スポットガイドのときに「37歳です」というと「ヒトで言うと何歳ですか」と聞かれることがあります。ヒトとは全く別の種なので当てはめることが非常に難しいのですが、獣医に相談したところ、性成熟年齢を基準として、実年齢と比較することで大まかな計算ができると教えていただきました。すなわち、『サルの年齢÷サルの性成熟年齢=ヒトに換算した年齢÷ヒトの性成熟年齢』で概算できるので、ヒトの年齢に換算するためには、『サルの年齢÷サルの性成熟年齢×ヒトの性成熟年齢』を計算すれば、おおまかな数字を得ることができます。例えばヒトでは、12~14歳で性成熟に達するとします。カニクイザルは3~4歳で性成熟に達するので、37歳のツゴは37÷4×14≒130となり、かなりの高齢個体であることが推定されます。
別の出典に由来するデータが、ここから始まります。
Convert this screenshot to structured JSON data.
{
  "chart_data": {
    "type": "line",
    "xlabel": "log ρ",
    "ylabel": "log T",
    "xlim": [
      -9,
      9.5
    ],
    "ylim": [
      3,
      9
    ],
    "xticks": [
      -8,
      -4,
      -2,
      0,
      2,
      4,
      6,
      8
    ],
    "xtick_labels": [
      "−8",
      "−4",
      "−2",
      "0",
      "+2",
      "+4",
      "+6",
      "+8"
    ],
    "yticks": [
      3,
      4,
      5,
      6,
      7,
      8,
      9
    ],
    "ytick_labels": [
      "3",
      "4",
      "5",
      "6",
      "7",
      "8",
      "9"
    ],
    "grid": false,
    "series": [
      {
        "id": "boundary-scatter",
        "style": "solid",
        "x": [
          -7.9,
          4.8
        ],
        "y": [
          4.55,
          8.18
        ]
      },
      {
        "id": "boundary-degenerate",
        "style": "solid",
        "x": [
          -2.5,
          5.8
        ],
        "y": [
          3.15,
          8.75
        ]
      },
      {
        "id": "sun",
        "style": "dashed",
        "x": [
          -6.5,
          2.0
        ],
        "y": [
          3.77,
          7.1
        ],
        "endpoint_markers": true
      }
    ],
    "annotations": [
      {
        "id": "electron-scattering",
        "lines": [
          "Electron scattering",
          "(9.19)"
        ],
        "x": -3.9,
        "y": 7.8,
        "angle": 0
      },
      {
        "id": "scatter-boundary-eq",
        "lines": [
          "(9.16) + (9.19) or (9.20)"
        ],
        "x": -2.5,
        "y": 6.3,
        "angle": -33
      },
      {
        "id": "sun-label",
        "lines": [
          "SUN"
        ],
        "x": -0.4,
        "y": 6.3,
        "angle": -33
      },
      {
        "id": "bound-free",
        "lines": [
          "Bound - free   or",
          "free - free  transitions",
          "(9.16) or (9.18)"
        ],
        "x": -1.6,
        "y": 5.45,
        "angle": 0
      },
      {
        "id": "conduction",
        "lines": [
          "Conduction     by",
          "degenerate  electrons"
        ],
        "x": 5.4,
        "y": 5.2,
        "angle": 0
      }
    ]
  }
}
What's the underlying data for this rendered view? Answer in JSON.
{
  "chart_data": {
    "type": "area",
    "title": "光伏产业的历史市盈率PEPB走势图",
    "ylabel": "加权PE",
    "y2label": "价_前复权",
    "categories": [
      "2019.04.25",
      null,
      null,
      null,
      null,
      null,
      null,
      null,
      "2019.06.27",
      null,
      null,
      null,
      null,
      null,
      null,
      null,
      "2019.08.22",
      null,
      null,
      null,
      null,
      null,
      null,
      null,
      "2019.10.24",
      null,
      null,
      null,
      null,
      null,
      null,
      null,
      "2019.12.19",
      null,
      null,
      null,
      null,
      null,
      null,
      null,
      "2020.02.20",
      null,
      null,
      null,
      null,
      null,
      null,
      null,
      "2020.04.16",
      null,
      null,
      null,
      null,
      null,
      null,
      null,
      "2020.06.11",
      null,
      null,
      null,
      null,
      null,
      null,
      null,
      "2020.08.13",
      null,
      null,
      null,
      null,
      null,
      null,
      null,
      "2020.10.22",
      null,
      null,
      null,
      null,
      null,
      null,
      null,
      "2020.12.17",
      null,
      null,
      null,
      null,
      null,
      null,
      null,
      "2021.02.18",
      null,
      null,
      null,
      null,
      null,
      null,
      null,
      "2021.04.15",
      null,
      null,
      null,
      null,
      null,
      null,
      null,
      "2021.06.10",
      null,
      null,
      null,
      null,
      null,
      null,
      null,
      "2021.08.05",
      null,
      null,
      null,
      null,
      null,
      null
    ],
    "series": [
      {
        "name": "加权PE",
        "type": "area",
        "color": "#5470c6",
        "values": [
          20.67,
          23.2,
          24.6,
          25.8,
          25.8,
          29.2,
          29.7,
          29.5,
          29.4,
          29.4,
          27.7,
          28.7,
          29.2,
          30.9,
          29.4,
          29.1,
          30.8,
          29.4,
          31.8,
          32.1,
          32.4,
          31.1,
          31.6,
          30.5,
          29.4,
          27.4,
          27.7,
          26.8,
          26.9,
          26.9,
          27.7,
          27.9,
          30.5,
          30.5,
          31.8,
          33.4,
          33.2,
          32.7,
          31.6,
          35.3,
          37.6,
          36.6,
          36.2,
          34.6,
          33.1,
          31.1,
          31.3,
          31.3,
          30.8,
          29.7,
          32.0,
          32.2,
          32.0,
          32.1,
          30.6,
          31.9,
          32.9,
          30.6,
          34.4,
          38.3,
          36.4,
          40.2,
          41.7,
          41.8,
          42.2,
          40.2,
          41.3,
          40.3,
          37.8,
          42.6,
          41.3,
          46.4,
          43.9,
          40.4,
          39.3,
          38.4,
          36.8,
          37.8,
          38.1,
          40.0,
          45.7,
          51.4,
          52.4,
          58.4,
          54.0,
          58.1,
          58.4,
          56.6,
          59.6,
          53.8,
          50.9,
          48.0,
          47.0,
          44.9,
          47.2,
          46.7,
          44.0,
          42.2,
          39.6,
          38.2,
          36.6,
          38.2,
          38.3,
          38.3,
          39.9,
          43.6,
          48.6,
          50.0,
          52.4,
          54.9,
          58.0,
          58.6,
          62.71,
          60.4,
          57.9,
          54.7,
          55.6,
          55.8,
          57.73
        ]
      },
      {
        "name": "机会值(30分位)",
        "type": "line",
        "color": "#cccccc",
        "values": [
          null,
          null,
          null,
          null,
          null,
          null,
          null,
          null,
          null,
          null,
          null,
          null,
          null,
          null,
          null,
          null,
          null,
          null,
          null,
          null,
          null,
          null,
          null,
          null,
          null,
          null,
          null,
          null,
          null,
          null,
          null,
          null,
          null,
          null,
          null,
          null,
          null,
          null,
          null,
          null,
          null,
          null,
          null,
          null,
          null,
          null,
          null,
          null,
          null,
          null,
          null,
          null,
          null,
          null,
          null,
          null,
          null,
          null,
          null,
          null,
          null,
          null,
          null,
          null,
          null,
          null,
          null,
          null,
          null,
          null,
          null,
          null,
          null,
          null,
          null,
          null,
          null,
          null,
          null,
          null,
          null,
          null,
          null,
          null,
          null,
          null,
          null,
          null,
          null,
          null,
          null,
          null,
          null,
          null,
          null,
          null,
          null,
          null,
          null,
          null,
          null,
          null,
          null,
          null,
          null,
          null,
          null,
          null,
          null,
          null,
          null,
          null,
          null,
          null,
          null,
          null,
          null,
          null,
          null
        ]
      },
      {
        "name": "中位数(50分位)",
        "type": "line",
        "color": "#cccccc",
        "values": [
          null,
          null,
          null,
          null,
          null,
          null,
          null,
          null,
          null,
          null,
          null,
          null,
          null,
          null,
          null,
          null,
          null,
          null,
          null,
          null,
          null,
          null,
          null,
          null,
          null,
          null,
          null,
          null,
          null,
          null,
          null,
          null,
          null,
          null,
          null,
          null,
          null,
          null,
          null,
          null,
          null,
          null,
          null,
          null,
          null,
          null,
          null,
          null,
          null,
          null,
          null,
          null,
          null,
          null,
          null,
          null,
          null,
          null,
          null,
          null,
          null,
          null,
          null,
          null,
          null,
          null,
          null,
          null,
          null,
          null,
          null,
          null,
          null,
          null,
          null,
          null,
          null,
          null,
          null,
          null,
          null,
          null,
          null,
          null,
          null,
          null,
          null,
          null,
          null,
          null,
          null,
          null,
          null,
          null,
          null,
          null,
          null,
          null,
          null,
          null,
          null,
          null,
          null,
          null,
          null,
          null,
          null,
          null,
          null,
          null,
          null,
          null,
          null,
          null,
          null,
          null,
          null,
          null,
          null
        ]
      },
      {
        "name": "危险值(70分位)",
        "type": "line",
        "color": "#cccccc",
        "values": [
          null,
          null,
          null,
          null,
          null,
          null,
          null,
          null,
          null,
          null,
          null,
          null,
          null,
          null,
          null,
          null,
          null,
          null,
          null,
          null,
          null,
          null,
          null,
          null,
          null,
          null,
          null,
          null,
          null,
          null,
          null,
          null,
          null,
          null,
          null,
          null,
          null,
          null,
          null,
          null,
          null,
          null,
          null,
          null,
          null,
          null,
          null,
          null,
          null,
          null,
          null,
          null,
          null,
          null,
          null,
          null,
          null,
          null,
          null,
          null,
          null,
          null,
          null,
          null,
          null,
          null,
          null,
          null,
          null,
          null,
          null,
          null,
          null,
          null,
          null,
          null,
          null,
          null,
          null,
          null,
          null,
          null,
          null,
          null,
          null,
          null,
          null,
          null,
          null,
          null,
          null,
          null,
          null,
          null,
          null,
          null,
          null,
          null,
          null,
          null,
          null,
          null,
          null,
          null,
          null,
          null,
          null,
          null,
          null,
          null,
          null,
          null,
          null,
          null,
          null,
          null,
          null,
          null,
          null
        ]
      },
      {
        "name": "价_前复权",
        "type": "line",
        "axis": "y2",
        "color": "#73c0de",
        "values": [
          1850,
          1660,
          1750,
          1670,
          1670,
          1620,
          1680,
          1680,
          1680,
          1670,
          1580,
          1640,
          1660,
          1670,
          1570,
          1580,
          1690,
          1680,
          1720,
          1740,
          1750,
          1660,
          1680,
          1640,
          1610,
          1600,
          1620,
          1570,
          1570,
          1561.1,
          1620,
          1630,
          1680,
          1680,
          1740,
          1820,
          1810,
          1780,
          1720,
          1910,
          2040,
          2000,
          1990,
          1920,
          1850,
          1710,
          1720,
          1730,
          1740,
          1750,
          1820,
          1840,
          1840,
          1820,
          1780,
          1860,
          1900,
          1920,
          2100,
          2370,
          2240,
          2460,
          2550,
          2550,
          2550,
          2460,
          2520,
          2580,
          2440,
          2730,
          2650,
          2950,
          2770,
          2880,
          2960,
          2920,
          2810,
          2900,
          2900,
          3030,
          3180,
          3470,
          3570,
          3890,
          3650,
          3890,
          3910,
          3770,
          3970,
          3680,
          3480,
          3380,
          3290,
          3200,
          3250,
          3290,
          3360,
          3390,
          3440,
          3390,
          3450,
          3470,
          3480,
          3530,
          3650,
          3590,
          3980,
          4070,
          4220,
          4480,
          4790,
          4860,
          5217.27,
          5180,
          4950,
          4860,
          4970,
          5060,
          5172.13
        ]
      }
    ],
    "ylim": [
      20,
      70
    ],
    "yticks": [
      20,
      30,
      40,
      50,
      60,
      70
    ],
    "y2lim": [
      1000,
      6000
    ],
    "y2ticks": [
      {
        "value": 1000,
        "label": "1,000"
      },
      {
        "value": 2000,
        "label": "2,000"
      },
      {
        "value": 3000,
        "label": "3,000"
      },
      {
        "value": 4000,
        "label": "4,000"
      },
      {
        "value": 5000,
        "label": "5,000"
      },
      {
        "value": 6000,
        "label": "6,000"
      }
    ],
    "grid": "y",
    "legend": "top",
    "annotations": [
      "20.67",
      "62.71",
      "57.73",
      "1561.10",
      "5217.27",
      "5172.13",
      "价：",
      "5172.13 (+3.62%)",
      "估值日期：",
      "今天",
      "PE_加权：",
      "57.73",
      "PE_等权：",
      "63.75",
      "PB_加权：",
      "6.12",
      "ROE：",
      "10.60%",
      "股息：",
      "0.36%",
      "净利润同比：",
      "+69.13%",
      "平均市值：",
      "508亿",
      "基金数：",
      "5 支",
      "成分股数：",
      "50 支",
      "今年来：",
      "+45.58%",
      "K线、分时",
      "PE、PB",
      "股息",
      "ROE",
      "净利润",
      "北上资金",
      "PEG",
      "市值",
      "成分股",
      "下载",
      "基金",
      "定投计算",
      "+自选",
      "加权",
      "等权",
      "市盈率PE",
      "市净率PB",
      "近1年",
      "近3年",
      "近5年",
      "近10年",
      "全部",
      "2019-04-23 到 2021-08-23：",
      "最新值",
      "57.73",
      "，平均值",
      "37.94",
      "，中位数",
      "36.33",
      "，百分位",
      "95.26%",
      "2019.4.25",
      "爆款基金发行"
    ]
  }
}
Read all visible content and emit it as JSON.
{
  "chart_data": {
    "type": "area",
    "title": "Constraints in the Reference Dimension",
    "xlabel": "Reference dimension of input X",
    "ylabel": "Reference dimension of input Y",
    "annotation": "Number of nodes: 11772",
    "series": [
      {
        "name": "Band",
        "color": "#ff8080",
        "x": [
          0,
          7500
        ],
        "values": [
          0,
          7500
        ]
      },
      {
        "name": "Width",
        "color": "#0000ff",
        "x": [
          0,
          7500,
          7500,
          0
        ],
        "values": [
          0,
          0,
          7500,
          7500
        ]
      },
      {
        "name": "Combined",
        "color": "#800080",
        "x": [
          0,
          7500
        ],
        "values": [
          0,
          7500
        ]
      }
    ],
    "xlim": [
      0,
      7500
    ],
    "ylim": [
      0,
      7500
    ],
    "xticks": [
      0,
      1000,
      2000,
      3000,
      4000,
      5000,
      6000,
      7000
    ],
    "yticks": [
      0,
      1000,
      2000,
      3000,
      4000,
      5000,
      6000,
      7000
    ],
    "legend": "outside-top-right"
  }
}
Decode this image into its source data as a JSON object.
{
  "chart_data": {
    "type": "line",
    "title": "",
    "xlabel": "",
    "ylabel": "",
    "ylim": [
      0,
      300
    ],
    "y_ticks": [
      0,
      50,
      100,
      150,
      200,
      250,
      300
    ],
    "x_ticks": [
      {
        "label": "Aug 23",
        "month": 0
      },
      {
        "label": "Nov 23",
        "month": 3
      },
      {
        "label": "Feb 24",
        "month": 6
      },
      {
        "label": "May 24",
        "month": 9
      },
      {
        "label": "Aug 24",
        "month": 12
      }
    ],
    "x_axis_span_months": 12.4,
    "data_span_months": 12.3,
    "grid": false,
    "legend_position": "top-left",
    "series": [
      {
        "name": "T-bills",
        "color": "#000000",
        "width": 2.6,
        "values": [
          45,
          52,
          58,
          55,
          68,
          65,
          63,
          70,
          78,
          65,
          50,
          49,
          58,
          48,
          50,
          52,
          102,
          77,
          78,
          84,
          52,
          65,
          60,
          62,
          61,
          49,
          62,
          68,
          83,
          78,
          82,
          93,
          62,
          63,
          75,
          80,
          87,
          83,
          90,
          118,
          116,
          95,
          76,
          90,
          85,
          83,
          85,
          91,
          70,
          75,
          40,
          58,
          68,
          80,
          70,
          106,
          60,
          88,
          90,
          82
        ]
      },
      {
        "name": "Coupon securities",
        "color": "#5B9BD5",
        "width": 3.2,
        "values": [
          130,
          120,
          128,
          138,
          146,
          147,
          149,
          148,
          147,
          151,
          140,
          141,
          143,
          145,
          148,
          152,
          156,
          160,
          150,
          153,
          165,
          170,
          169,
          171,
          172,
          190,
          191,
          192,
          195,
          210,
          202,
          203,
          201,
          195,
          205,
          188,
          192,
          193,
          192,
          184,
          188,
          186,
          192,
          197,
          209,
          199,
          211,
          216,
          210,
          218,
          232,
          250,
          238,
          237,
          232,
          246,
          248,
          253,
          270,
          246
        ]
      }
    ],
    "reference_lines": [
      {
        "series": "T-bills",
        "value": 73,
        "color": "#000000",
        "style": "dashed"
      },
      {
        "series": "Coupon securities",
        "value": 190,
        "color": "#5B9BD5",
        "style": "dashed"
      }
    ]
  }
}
アジア館のカニクイザルは、今回お話をした「ツゴ」だけでなく、2番目の「モズク」が33歳、3番目の「ツムギ」が32歳と高齢個体が沢山おり、喧嘩もほとんどないのんびりとした時間が流れております。詳しい見分けかたは、公式ブログ「飼育の部屋」をご覧になった上で、アジア館まで足を運んでみてください。